The Russian Prime Minister also attached much importance to the issue of reforming the CIS structure. The main report on the issue was made by CIS Executive Secretary Boris Berezovsky. According to Primakov, the meeting attendees "heeded the proposed restructuring plan."

Meanwhile, many analysts point out that Berezovsky, while still in control of "traffic in Kremlin corridors," has lately been losing his influence, which is generally attributed to the appointment of Yevgeny Primakov as Russia's Prime Minister.

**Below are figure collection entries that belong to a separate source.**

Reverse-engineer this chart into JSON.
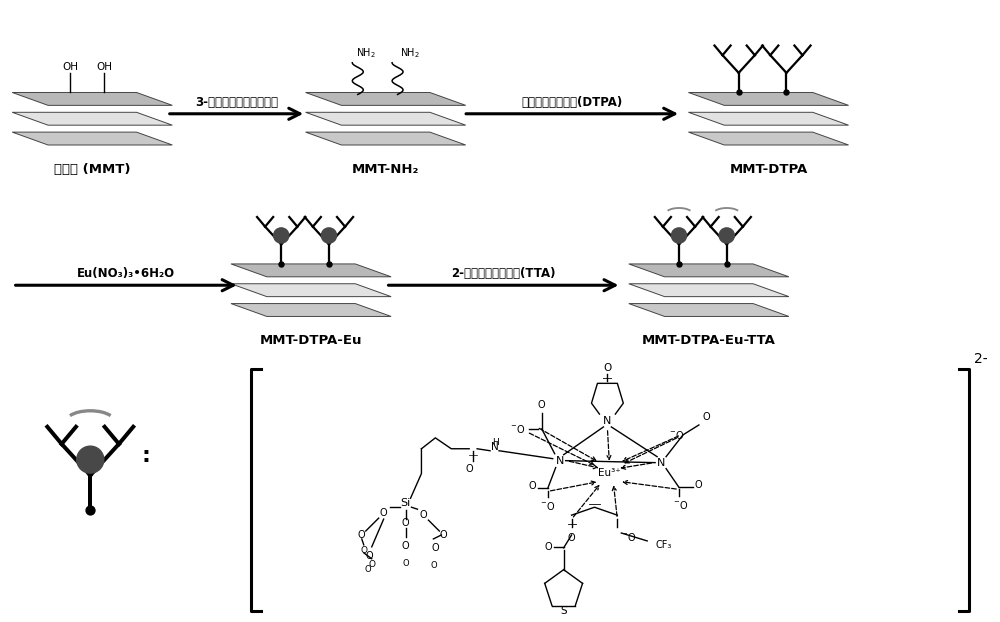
{
  "bg_color": "#ffffff",
  "step1_reagent": "3-氨基丙基三乙氧基硅烷",
  "step2_reagent": "二乙基三胺五乙酸(DTPA)",
  "step3_reagent": "Eu(NO₃)₃•6H₂O",
  "step4_reagent": "2-噻吩甲酰三氟丙酮(TTA)",
  "label_mmt": "蒙脱土 (MMT)",
  "label_mmt_nh2": "MMT-NH₂",
  "label_mmt_dtpa": "MMT-DTPA",
  "label_mmt_dtpa_eu": "MMT-DTPA-Eu",
  "label_mmt_dtpa_eu_tta": "MMT-DTPA-Eu-TTA",
  "charge_label": "2-"
}
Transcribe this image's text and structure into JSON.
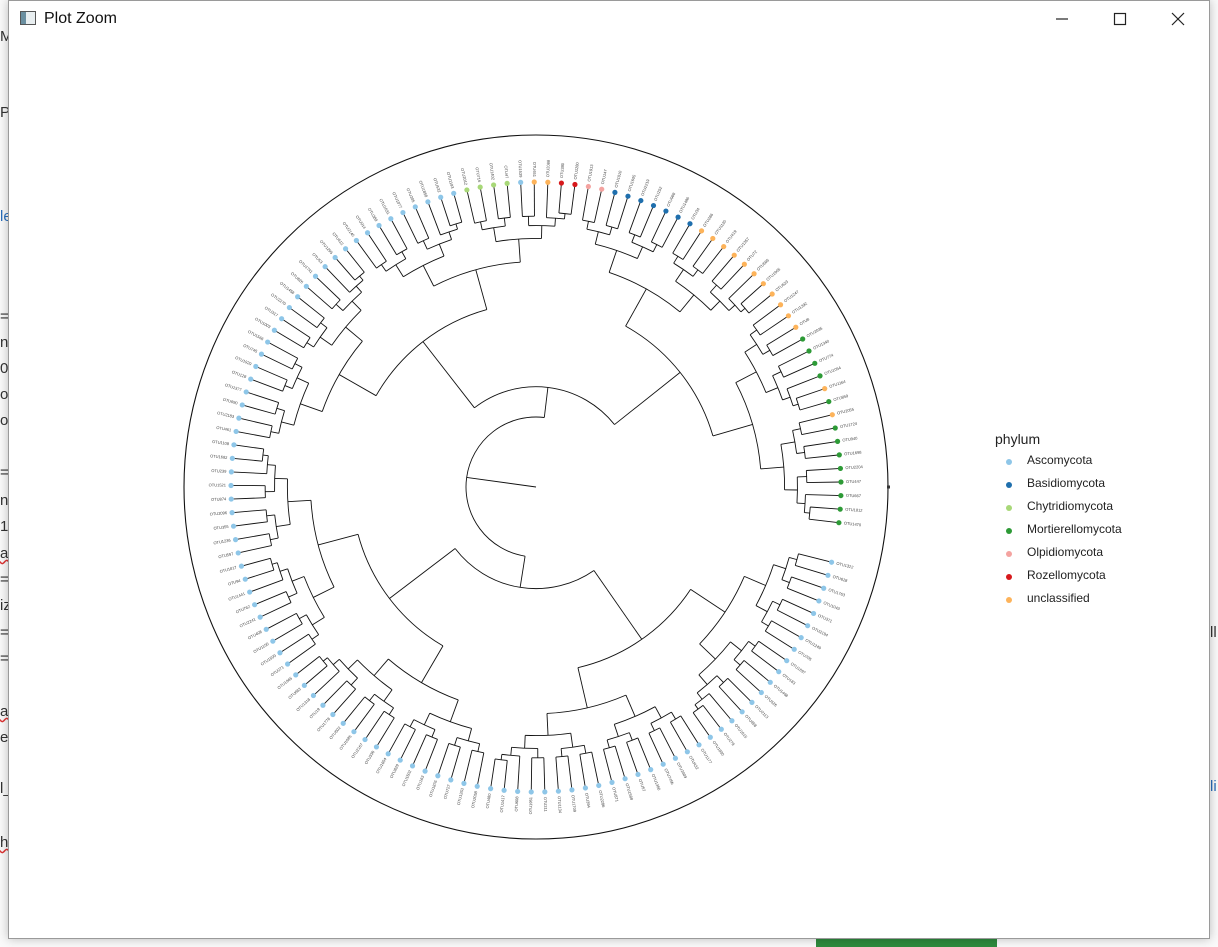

This can have several explanations. First, Primakov, unlike, say, Chernomyrdin or Lebed, does not owe anything to Berezovsky. Secondly, Primakov, after heading Russia's Foreign Intelligence Service for a long time, has sufficient information about and influence on one of the most professional and at the same time most closed Russian law enforcement bodies. Finally, and most importantly, Primakov does not seem to have any intentions to play secret games with Berezovsky.

And this, obviously, is the most beneficial position for him, because nobody has yet been able to beat or use Berezovsky when playing by his rules. Witness the words of another good specialist in secret intrigues, formerly head of the Russian President's Security Service and currently Russian Duma deputy Aleksandr Korzhakov about nobody being able to outsmart Berezovsky.

Primakov is not trying to outsmart anybody (at least, this is how it looks on the surface). He emphatically treats Berezovsky as a government official, albeit a high-ranking one. And nothing more. It seems like Berezovsky has been a little baffled by such an open state position of the Russian Premier. However, Berezovsky would not be Berezovsky if, having failed to put his own man in the Premier's chair, he would not have gotten actively involved in other areas, such as, for example, CIS reform.

In the view of Moscow News, the reform mechanism proposed by Berezovsky envisages "sovereign states turning into shareholders of a certain political investment fund. The issue is the role that Berezovsky's model envisions for sovereign states. If their official representatives are appointed de facto exclusively after confirmation by the executive secretary, they cannot control his activity. Moreover, the CIS Head of States Council would not have to convene regularly since the executive secretary would be vested with the right to approve any decision in "a working order" by flying from capital to capital and obtaining the necessary signatures."